David Albright, President of the Institute for Science and International Security - - a private organization that tracks nuclear weapons - - says there is a fair amount of information about North Korea's Yongbyon plutonium plant. "There's a reactor - - it's a relatively small one, it's called a five megawatt electric reactor. There's an associated plant to take the irradiated fuel from the reactor and separate the plutonium - - and that's called a radio chemical laboratory. There is a fuel fabrication complex and there is also a much bigger reactor - - a 50 megawatt electric reactor - - under construction at Yongbyon. And so all those facilities and all the further construction of the 50-megawatt electric reactor comes to a halt. And there isn't any evidence that North Korea has any other plutonium production facilities," says Albright.

While there is substantial information on North Korea's plutonium production complex, experts say little is known about Pyongyang's uranium enrichment program - - and there are even questions as to whether it ever existed. What is known is that North Korea received technology from Pakistan for such a program.

In his memoirs, Pakistani leader Pervez Musharraf says A.Q. Khan - - the father of Pakistan's nuclear bomb - - transferred to North Korea nearly two dozen centrifuges - essential components of a uranium enrichment program - - as well as coaching on centrifuge technology.

Denials and Tense Relations

In October 2002, the Bush administration confronted North Korea with that information. According to U.S. officials, Pyongyang first admitted, then denied it was pursuing a uranium enrichment program. Publicly, North Korea has rejected accusations it was engaged in such an endeavor.

A CIA report at the time made it clear that intelligence officials believed North Korea was - - in the words of the report - - "constructing a plant that could produce enough weapons grade uranium for two or more nuclear weapons per year when fully operational - - which could be as soon as mid-decade."
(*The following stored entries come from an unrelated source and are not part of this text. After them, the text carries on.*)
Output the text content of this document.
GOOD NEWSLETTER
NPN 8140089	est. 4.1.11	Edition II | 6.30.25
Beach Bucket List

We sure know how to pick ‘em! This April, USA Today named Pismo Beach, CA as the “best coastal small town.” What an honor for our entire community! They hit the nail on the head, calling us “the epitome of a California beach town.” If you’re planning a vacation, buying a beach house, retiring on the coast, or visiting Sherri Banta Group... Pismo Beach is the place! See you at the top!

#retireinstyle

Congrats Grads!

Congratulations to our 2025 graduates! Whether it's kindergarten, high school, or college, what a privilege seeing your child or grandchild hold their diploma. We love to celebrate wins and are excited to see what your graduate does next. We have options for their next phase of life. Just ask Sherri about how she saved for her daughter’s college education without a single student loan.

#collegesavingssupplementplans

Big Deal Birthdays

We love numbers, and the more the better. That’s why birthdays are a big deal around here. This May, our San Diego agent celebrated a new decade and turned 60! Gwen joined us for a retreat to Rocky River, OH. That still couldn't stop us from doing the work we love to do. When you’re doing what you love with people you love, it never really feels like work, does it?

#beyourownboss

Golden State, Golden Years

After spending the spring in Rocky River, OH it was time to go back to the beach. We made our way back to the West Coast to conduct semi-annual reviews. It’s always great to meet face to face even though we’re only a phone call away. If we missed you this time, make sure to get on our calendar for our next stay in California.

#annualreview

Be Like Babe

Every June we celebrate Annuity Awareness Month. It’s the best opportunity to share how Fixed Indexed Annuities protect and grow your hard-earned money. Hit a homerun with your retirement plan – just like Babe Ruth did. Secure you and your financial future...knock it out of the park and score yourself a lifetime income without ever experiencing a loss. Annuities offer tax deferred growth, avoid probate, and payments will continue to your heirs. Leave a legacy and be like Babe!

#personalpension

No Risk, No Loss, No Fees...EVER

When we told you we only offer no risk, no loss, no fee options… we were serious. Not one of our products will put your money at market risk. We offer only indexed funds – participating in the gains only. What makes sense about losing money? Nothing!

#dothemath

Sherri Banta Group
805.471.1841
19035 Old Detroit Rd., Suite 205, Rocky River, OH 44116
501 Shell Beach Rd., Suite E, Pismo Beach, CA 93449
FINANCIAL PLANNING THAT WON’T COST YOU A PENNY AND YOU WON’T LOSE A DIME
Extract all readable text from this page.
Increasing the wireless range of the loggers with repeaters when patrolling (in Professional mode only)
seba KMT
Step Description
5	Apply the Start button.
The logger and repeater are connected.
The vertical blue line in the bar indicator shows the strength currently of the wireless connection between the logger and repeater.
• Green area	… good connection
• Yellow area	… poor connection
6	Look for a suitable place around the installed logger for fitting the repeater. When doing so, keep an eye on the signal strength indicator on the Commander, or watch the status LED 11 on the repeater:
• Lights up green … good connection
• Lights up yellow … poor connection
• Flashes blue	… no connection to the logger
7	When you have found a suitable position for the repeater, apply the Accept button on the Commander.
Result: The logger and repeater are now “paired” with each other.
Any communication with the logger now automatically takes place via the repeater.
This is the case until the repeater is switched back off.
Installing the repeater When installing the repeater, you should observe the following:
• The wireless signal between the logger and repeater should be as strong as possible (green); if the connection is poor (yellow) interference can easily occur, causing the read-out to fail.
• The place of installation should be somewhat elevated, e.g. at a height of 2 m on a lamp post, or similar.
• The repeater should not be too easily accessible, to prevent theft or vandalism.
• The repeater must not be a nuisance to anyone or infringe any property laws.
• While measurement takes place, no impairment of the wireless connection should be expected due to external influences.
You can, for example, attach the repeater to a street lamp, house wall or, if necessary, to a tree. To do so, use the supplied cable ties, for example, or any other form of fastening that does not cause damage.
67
David Albright felt that the information at the time was flawed. "In 2002, when the U.S. intelligence community first made this assessment public, I think it was hyped up. And I believe personally that what we heard about in public represented a flawed assessment based on extrapolations from a relatively small set of information. And these statements were made to Congress, they were made to the press and were used at the time to basically discredit the 'Agreed Framework' that had been established under the Clinton administration with North Korea and to disrupt cooperative initiatives that were ongoing or growing between North Korea and its neighbors. So I think this flawed assessment did a lot of damage," says Albright.

Albright and others say relations between Pyongyang and Washington worsened. Talks between the two parties ended. Fuel shipments to North Korea stopped. Retaliating, North Korea expelled IAEA inspectors, left the nuclear non-proliferation treaty, and resumed plutonium production, which ultimately led to last October's explosion of a nuclear device.

Just a few days ago [2/27/07], Joseph DeTrani, a U.S. intelligence expert on North Korea, addressed a congressional panel and softened the U.S. government's position on Pyongyang's supposed uranium enrichment program. "The assessment was with 'high confidence' that indeed they were making acquisitions necessary for - if you will - a production-scale program. And we still have confidence the program is in existence - at the 'mid confidence level', yes sir," DeTrani said.

For Arnold Kanter, former U.S. Undersecretary of State from 1991 to 1993, the truth will come out soon enough. "This should all be clarified, at least to some extent, in the next phase of the negotiations when the North Koreans are obliged to make a full and complete declaration of all of their nuclear activities. Presumably, they would have to have something to say about whether they did acquire components that could be used for uranium enrichment and if so, what's become of them?"

In the meantime, experts expect tough bargaining ahead as the United States and others try to persuade North Korea to give up its nuclear weapons for good.